Vice President Joe Biden made a peculiar prediction to House Democrats at their annual retreat in Baltimore this week that left many scratching their heads: that House Democrats, who are 30 seats from having a majority in Congress, can win back the gavel in 2016.

“I think the House can win,” Biden told House Democrats, who responded with subdued applause.

Biden, who acknowledged he is an “optimist,” is probably wrong, and most Democrats know it, including House Minority Leader Nancy Pelosi, who has been looking for ways to win back the House since 2010.

House Democrats this November have too few opportunities on the electoral map to take over enough GOP-held seats to get to a majority of 218 members. Their representation in the House, at 188 members, has shrunk to the lowest in 70 years.

But Pelosi confidently declared on Thursday that in the 2018 midterm election, Democrats will be able to win back the majority for the 115th session that starts in January of 2019. That’s two elections from now.

“I don’t know if we’ll have it in one more year,” Pelosi said. “I feel absolutely certain we’ll have it in three years.”

Democrats believe they can increase their numbers this year by winning some of the approximately 15 GOP seats that race ratings experts list as toss up or lean Democrat. If they managed to win half of the very competitive seats while not losing any they now hold, the party would be within 22 seats of winning back the majority.

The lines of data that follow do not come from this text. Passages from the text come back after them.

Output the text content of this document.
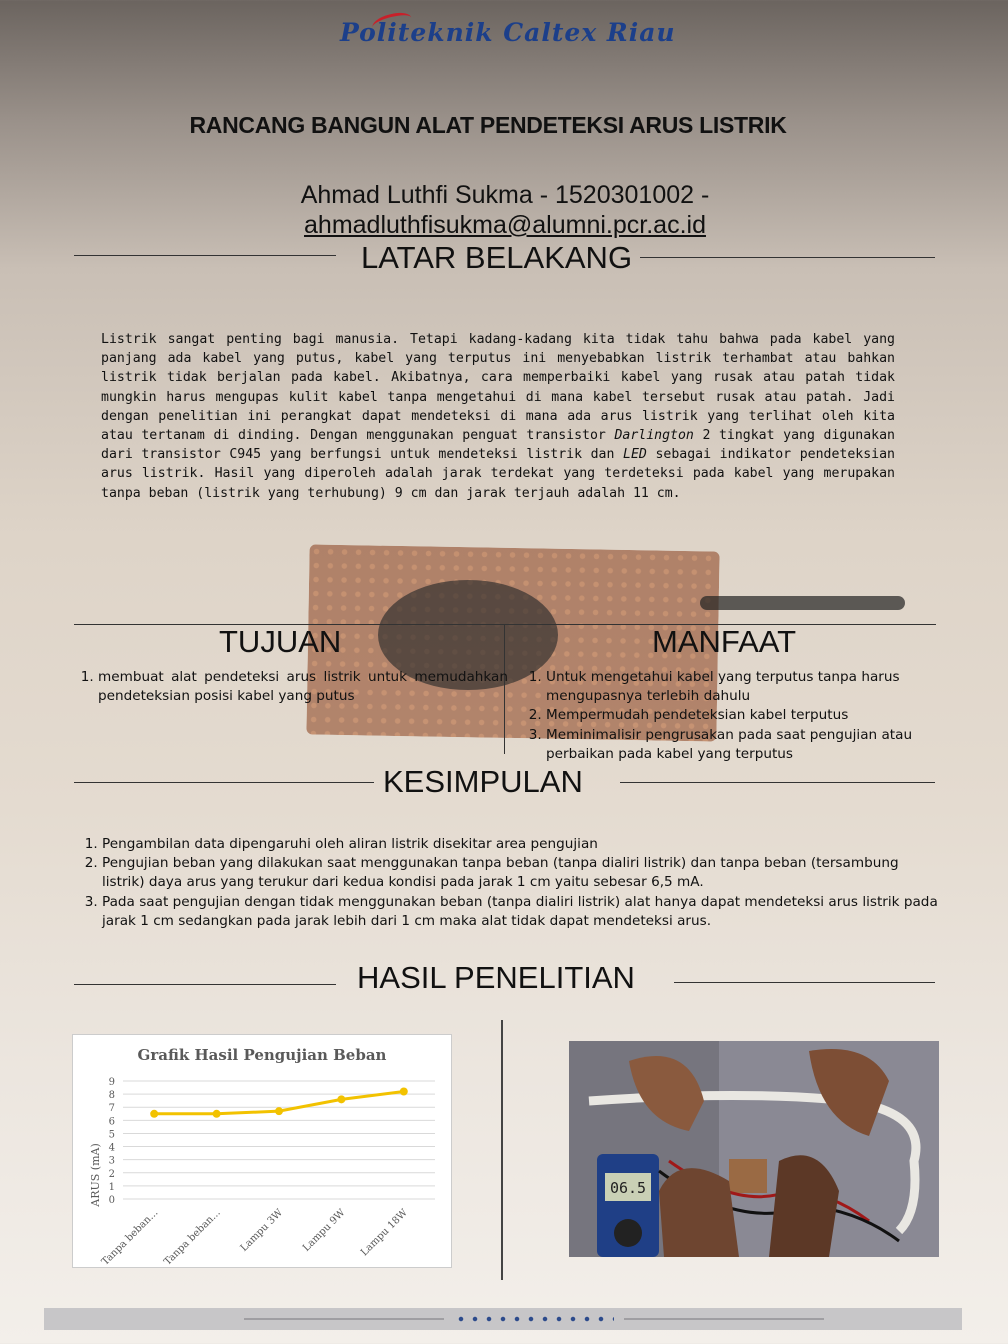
Politeknik Caltex Riau
RANCANG BANGUN ALAT PENDETEKSI ARUS LISTRIK
Ahmad Luthfi Sukma - 1520301002 -
ahmadluthfisukma@alumni.pcr.ac.id
LATAR BELAKANG
Listrik sangat penting bagi manusia. Tetapi kadang-kadang kita tidak tahu bahwa pada kabel yang panjang ada kabel yang putus, kabel yang terputus ini menyebabkan listrik terhambat atau bahkan listrik tidak berjalan pada kabel. Akibatnya, cara memperbaiki kabel yang rusak atau patah tidak mungkin harus mengupas kulit kabel tanpa mengetahui di mana kabel tersebut rusak atau patah. Jadi dengan penelitian ini perangkat dapat mendeteksi di mana ada arus listrik yang terlihat oleh kita atau tertanam di dinding. Dengan menggunakan penguat transistor Darlington 2 tingkat yang digunakan dari transistor C945 yang berfungsi untuk mendeteksi listrik dan LED sebagai indikator pendeteksian arus listrik. Hasil yang diperoleh adalah jarak terdekat yang terdeteksi pada kabel yang merupakan tanpa beban (listrik yang terhubung) 9 cm dan jarak terjauh adalah 11 cm.
TUJUAN	MANFAAT
1. membuat alat pendeteksi arus listrik untuk memudahkan pendeteksian posisi kabel yang putus
1. Untuk mengetahui kabel yang terputus tanpa harus mengupasnya terlebih dahulu
2. Mempermudah pendeteksian kabel terputus
3. Meminimalisir pengrusakan pada saat pengujian atau perbaikan pada kabel yang terputus
KESIMPULAN
1. Pengambilan data dipengaruhi oleh aliran listrik disekitar area pengujian
2. Pengujian beban yang dilakukan saat menggunakan tanpa beban (tanpa dialiri listrik) dan tanpa beban (tersambung listrik) daya arus yang terukur dari kedua kondisi pada jarak 1 cm yaitu sebesar 6,5 mA.
3. Pada saat pengujian dengan tidak menggunakan beban (tanpa dialiri listrik) alat hanya dapat mendeteksi arus listrik pada jarak 1 cm sedangkan pada jarak lebih dari 1 cm maka alat tidak dapat mendeteksi arus.
HASIL PENELITIAN
Grafik Hasil Pengujian Beban
ARUS (mA) 0
1
2
3
4
5
6
7
8
9
Tanpa beban... Tanpa beban... Lampu 3W Lampu 9W Lampu 18W
06.5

Democrats won 31 seats in 2006 to take back the gavel from Republicans, who at that time had fallen out of favor with voters thanks to growing antiwar sentiment and series of GOP corruption scandals.

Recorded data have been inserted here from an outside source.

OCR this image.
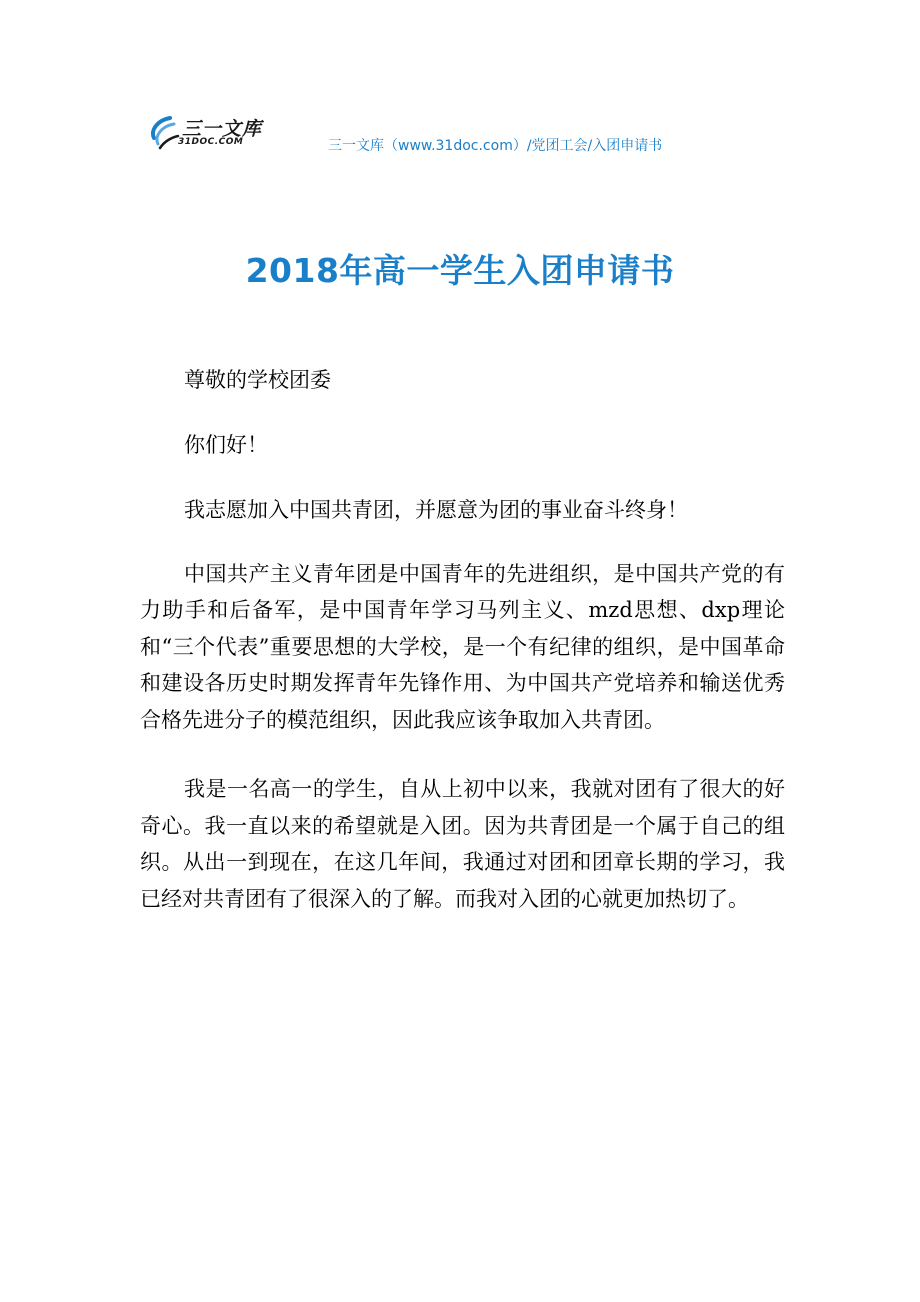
三一文库
31DOC.COM	三一文库（www.31doc.com）/党团工会/入团申请书
2018年高一学生入团申请书

尊敬的学校团委

你们好！

我志愿加入中国共青团，并愿意为团的事业奋斗终身！

中国共产主义青年团是中国青年的先进组织，是中国共产党的有力助手和后备军，是中国青年学习马列主义、mzd思想、dxp理论和“三个代表”重要思想的大学校，是一个有纪律的组织，是中国革命和建设各历史时期发挥青年先锋作用、为中国共产党培养和输送优秀合格先进分子的模范组织，因此我应该争取加入共青团。

我是一名高一的学生，自从上初中以来，我就对团有了很大的好奇心。我一直以来的希望就是入团。因为共青团是一个属于自己的组织。从出一到现在，在这几年间，我通过对团和团章长期的学习，我已经对共青团有了很深入的了解。而我对入团的心就更加热切了。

It would take another wave election, but Democrats could do it, especially if a Republican president is in the White House, say experts. Midterm elections in Congress usually benefit the opposing party of the president.

“If it’s a GOP president, it’s possible,” David Wasserman, House editor for the Cook Political Report, told the Washington Examiner.

Pelosi said Thursday that she’s not concerned about the party’s current deficit in the House. She pointed out that Democrats had lost seven seats in the 2004 election due to redistricting, but nonetheless won back the House in 2006.

In 2010, Pelosi said, Republicans won a net gain of 63 seats without any help from redistricting. Instead, the GOP coasted to victory with the help of the newly formed Tea Party coupled with voter opposition to the liberal agenda of President Obama and congressional Democrats.

“It’s just that we had a tide, and they had a tide,” Pelosi said. “And we can have a tide again.”

But some experts say 2018 may be too soon for a Democratic comeback.

Nathan Gonzales, editor and publisher of the Rothenberg and Gonzales Political Report, said if a Democrat wins the White House, the party would have to pick up 25 seats this election to put the in position to win the majority in 2018.

“Over the last 100 years, the most House seats a President’s party has gained in a midterm election is nine, according to Vital Statistics on Congress,” Gonzales wrote earlier this year. “Of course if Republicans win the White House in 2016, then the House majority would nearly certainly be in play in the midterm elections.”

The president’s party has lost an average of 30 House seats in midterm elections dating back to 1914, Gonzales wrote.